The soldier who'd spoken before guffawed. "And after he's drunk enough, he's one of these piss-prophets," he said, which got a laugh from everyone else. Plenty of people made a living divining the future-or saying they did-by examining their clients' urine.
Someone emptied a chamber pot from a second-story window. No way to be sure if the stinking contents were aimed at the Spaniards. A couple of men-including the fellow who'd made the joke-got splashed, but most of the stuff just went into the mud of the street, which already held more than its fair share of ordure and piss. "Eh, Sancho, now you're a piss-prophet," one of the other troopers said.
Sancho's reply was almost as pungent as the air.
Pudding Lane was only a couple of blocks long, but made up in stench what it lacked in length. De Vega marveled that he hadn't found it by scent. Along with all the usual London miasmas, he smelled pig shit, pig piss, rotting swine's flesh, pig fear. "Any man from this street must be a false prophet," he said, "for not even God Himself could stand getting close enough to him to tell him anything."
He started asking after John Walsh. "I don't ken the man," one hog butcher said. "Never heard of him,"
said a second. "An he be who I think he is, he died o' the French pox summer afore last," a third said. "A went home to Wales, a did, whence a came," a fourth offered. "Seek him in Southwark. He dwelleth there these days, with a punk from a pick-hatch," a fifth declared.

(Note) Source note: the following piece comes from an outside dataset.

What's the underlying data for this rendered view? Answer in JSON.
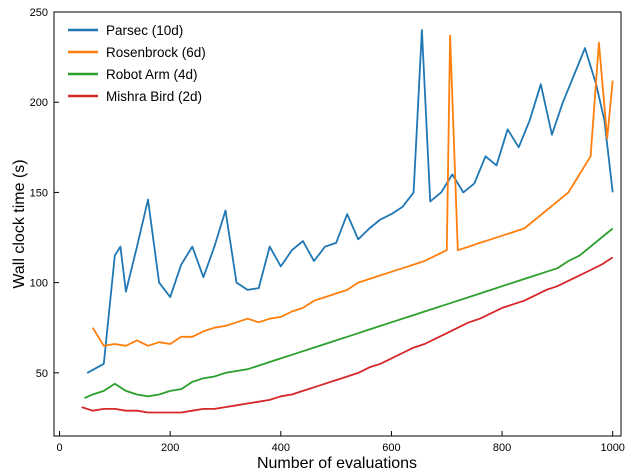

Patiently, Lope kept asking. Sooner or later, he was bound to come on someone who either favored Isabella and Albert or simply craved peace and quiet. And he did. A lean man in a pigskin apron looked up from his work and said, "Belike you'll find him in the Blue Fox, half a block toward the Tower in East Cheap."
Again, Lope translated for his men. "A good thing we have you with us, seA±or," irrepressible Sancho said. "If we had to look for interpreters, everything would take three times as long, and like as not they'd tell us more lies than truth."